Cyber Insurance: A few security technologies, a big difference in premiums
When the BlackCat ransomware gang compromised healthcare-billing services firm Change Healthcare in February, several security controls failed: The company did not adequately protect its Citrix remote-access portal, did not require employees to use multifactor authentication (MFA), and failed to implement a robust backup strategy.
The subsidiary of UnitedHealth also had no cyber insurance, meaning its parent company had to foot the bill, at least $872 million, and — in hindsight, perhaps just as important — missed the benefit of a cyber insurer’s focus on what strategies can minimize claims.

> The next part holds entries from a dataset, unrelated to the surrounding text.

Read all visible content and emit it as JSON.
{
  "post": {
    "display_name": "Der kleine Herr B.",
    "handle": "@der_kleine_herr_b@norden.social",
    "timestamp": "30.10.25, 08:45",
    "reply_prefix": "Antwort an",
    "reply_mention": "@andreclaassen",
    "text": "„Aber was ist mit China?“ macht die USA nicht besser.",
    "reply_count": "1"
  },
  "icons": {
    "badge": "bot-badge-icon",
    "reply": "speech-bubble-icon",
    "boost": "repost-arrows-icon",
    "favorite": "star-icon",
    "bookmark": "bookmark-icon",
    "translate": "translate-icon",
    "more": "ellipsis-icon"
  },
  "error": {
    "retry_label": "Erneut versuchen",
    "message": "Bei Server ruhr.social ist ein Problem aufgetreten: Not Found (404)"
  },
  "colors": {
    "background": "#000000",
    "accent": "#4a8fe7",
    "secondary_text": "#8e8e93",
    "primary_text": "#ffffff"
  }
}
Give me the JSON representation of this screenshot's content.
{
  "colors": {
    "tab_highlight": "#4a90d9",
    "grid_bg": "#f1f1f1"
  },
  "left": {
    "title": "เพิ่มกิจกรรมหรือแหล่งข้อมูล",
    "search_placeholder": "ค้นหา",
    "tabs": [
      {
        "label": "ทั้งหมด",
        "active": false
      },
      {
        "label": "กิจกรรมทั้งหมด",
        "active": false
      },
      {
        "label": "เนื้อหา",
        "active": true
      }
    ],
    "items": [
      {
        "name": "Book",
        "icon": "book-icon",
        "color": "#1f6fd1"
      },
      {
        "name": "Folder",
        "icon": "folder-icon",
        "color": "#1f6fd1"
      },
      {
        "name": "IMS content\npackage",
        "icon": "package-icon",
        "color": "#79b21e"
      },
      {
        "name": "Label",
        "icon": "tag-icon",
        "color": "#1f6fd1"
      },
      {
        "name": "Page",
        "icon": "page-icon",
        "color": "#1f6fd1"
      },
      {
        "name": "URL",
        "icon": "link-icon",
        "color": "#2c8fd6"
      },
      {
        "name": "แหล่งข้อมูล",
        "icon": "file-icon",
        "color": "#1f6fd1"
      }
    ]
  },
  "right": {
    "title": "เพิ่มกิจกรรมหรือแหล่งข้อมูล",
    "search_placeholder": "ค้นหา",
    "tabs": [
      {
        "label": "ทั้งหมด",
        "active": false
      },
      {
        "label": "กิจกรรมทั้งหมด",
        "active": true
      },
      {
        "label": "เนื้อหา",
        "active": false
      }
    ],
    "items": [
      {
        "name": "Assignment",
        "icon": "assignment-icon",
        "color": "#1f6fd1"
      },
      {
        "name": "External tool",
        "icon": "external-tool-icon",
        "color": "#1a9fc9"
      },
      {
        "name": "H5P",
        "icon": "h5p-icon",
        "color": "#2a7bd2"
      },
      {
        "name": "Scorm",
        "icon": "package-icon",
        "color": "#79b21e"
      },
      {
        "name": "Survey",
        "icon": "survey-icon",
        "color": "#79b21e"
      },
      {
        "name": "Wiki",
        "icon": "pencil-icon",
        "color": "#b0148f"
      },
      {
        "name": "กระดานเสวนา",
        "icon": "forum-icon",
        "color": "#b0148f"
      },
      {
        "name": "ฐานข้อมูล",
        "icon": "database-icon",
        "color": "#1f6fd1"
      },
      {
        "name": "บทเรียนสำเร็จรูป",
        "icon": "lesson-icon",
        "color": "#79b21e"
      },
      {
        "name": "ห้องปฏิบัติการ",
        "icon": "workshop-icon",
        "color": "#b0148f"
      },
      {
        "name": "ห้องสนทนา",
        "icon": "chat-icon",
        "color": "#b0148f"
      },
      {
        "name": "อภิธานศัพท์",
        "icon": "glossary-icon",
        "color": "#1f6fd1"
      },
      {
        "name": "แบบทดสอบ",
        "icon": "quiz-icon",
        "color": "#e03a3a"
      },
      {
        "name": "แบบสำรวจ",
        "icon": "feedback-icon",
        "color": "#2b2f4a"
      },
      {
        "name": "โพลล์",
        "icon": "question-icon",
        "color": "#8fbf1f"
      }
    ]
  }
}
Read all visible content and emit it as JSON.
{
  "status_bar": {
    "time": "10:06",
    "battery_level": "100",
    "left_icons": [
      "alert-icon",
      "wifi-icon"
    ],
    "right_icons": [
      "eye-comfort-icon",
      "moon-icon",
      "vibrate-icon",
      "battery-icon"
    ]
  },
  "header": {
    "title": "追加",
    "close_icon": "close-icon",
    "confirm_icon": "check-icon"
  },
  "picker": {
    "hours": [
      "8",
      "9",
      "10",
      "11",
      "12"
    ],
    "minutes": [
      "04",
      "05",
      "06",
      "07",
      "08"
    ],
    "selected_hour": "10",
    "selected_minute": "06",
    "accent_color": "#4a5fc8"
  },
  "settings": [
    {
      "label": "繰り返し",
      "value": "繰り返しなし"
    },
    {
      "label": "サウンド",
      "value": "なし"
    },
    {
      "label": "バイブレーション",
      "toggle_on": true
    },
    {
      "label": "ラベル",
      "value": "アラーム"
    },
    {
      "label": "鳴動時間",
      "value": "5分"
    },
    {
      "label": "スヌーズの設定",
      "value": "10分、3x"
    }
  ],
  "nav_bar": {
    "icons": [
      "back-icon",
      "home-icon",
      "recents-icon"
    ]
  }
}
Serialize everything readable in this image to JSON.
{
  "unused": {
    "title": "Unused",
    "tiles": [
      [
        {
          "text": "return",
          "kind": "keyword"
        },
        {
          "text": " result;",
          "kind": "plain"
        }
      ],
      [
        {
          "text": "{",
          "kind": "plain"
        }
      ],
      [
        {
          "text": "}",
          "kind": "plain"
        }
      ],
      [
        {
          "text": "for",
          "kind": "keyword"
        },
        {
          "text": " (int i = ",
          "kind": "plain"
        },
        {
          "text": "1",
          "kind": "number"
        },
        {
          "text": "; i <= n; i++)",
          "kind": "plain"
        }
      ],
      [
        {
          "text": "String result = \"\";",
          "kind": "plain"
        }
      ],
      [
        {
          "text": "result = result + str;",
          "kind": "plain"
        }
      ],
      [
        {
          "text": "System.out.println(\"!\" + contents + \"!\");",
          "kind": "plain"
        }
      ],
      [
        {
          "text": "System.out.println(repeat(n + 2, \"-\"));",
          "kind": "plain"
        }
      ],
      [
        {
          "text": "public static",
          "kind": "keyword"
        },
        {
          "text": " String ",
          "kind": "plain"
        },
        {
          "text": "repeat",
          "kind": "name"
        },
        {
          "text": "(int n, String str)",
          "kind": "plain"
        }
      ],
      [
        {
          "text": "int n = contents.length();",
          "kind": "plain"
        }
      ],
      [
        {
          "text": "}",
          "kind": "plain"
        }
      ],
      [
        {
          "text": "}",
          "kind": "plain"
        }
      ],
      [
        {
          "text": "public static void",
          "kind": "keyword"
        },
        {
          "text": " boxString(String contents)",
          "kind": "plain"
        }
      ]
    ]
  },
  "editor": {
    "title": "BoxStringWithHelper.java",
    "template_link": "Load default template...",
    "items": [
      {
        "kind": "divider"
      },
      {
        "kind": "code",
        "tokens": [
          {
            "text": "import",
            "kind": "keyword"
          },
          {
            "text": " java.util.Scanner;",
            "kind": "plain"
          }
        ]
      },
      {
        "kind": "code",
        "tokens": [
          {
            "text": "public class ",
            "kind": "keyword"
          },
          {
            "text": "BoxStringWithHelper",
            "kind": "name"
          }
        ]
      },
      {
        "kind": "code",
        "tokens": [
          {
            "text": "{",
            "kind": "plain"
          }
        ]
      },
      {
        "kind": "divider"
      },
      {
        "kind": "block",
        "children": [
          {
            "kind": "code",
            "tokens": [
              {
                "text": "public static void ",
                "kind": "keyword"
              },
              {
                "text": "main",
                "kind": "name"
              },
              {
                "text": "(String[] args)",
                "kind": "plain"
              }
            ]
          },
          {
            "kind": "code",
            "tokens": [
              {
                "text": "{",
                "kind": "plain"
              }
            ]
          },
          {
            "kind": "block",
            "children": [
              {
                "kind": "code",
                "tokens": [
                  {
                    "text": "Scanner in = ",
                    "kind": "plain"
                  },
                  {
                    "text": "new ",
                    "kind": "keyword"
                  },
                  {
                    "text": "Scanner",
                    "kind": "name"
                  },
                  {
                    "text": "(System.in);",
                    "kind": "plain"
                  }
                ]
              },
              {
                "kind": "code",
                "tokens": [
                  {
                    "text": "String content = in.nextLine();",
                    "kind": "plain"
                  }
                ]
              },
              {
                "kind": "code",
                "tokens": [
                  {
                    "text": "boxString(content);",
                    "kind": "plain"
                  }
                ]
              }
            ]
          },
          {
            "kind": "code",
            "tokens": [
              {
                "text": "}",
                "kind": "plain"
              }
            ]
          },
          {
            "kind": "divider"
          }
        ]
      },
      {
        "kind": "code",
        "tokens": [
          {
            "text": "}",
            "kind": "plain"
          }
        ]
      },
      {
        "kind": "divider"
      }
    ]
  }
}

Both insurers and “insursec” firms, which combine insurance and security services, are awash in data on the current threat landscape and the technologies that appear to make the most difference — among them, backups, MFA, and protecting remote-access systems.
Finding the right security technologies for the business is increasingly important, because ransomware incidents have accelerated over the past few years, says Jason Rebholz, CISO at Corvus Insurance, a cyber insurer. Attackers posted the names of at least 1,248 victims to leak sites in the second quarter of 2024, the highest quarterly volume to date, according the firm.
“Without a doubt, attacks are increasing in terms of frequency and severity — the data is pointing to that,” he says. “We also see that when you focus on specific security controls, you can have a meaningful impact on both preventing those incidents, but also in just recovering from the incident [with fewer costs].”
Cyber insurance has become a security best practice, with the vast majority of security-mature companies (84%) retaining a cyber-insurance policy while another 9% are in the process of obtaining a policy, according to a recent survey of 400 security decision makers by insursec firm At-Bay and analyst firm Omdia, a sister company to Dark Reading. Overall, 72% of all firms consider cyber insurance to be critical or important to their organization, the survey found.
Three (or Five) Defenses Every Company Needs
More than 60% of insurance claims involve a ransomware incident, while email-based fraud accounts for another 20% of claims, according to At-Bay. Because most successful attacks use vulnerable or misconfigured remote-access points or compromise an individual system through email, improving security on those two vectors is paramount, says Roman Itskovich, chief risk officer and co-founder at At-Bay.
The insurer charges less to customers who use email systems with better security, such as Google Workspace, and more for on-premise email systems, because Google users have filed fewer claims. The insursec firm also found that companies who use self-managed virtual private networks have a 3.7 times greater likelihood of filing a ransomware claim.
“We take VPNs very seriously in how we price [our policies] and what recommendations we give to our companies … and this is mostly related to ransomware,” Itskovich says.
For those reasons, businesses should take a look at their VPN security and email security, if they want to better secure their environments and, by extension, reduce their policy costs. Because an attacker will eventually find a way to compromise most companies, having a way to detect and respond to threats is vitally important, making managed detection and response (MDR) another technology that will eventually pay for itself, he says.